Arti Penting Sejarah Masa Praaksara
Masa praaksara sudah berakhir berabad-abad
yang lalu. Meskipun demikian, masa praaksara tidak dapat ditinggalkan begitu
saja. Kehidupan masa praaksara masih berlanjut hingga kehidupan manusia pada
masa kini. Masa praaksara bukanlah sebuah periode kosong yang tak bermakna.
Banyak makna yang tersimpan dalam kehidupan masa praaksara. Banyak pelajaran
dan hikmah yang dapat dipetik dari kehidupan masyarakat praaksara. Apa arti
penting mempelajari kehidupan masa praaksara? Perhatikan uraian berikut.
a. Mengetahui
Asal-usul Nenek Moyang Suatu Bangsa
Pernahkah
Anda memperhatikan pepohonan di sekitar
rumah Anda? Coba anda bandingkan sebuah pohon yang besar dan pohon yang kecil
di sekitar rumah Anda. Pohon yang besar
memiliki akar kuat yang mampu menopang batang dan ranting pohon. Akar yang kuat
tersebut juga berfungsi menjaga agar batang pohon tidak mudah tumbang akibat
terpaan angin. Sementara itu, pohon yang kecil kemungkinan belum memiliki akar
kuat seperti pohon yang besar. Demikian pula sebuah bangsa. Bangsa yang besar
tentu memiliki akar sejarah panjang. Semakin panjang sejarah sebuah bangsa,
semakin besar pula penghargaan bangsa terhadap sejarahnya.
Bangsa
Indonesia termasuk bangsa yang besar. Sejarah bangsa Indonesia dimulai sejak
masa praaksara. Oleh karena itu, masa praaksara merupakan periode penting dalm
sejarah bangsa Indonesia. Dengan mempelajari masa praaksara, kita dapat
mengetahui asal-usul masyarakat Indonesia. Dengan mengetahui asal-usul nenek
moyang dan kebudayaan bangsa, manusia akan semakin menghargai asal-usulnya. Selain itu, jati diri dan
karakter bangsa akan semakin kuat meskipun banyak kebudayaan asing yang
memengaruhinya.
b. Memahami
Proses Kemunculan Manusia Modern
Kajian
manusia masa praaksara juga menambah pengetahuan mengenai proses kemunculan
manusia modern. Hasil kajian praaksara yang di dukung penelitian genetika
menunjukkan bahwa semua manusia modern berasal dari satu ‘’ibu’’. Perbedaan
fisik yang ada pada berbagai manusia modern merupakan hasil adaptasi terhadap
kondisi geografis di sekitarnya. Pengetahuan ini menghapuskan pandangan lama
yang menganggap bahwa setiap bangsa memiliki tingkat evolusi berbeda.
c. Menelada
Kearifan Masyarakat pada Masa Praaksara
Masyarakat
pada masa praaksara telah mengembangkan kebudayaan sederhana meskipun belum
mengenal tulisan. Kebudayaan ini dapat dibuktikan dengan
peninggalan-peninggalan artefak seperti kapak genggam, kapak perimbas, dan
bangunan megalitikum. Selain itu, masyarakat pada masa praaksara memiliki
kearifan yang dapat di teladan dan di kembangkan dalam kehidupan saat ini. Beberapa
nilai kearifan masyarakat pada masa praaksara sebagai berikut.

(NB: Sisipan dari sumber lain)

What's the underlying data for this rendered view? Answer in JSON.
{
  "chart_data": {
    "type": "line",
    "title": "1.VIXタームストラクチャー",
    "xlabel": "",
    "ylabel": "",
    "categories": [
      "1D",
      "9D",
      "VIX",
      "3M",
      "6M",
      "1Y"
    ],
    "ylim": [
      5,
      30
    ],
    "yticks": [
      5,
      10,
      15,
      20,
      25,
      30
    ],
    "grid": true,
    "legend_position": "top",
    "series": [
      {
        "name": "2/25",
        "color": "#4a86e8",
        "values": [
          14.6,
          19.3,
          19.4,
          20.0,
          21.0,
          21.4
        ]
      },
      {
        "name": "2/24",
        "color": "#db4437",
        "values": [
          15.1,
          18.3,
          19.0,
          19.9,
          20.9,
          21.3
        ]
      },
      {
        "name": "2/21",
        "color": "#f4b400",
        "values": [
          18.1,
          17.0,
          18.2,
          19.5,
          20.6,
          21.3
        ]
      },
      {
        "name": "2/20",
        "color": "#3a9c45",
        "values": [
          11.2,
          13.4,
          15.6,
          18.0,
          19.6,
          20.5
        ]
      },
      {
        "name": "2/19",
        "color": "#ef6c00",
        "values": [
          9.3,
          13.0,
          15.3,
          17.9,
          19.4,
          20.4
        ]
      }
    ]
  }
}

1). Cara Adaptasi Terhadap Ketidakpastian
Kondisi Alam
2). Peduli Terhadap Alam Dan Lingkungan
3). Selektif Terhadap Budaya Asing
4). Hubungan Sosial Yang Harmonis
Perbedaan Penafsiaran Istilah
‘’Praaksara’’
Secara harfiah istilah prasejarah berarti masa sebelum
mengenal sejarah. Pengertian ini menyiratkan bahwa zaman sejarah bukan bagian
dari sejarah. Kerancuan pengertian ini muncul karena adanya perbedaan
penafsiran mengenai kata ‘’sejarah’’ itu sendiri. Dalam arti sempit sejarah
merujuk pada zaman ketika manusia sudah mengenal tulisan. Dalam pengertian
sempit, prasejarah tidak termasuk bagian sejarah. Sementara itu, dalam arti
luas sejarah berarti segala sesuatu yang telah terjadi atau asal mula
terjadinya sesuatu. Dengan demikian, jika dilihat dari pengertian secara luas ,
prasejarah merupakan bagian sejarah karena prasejarah menjelaskan kehidupan
manusia pada masa sebelum mengenal tulisan.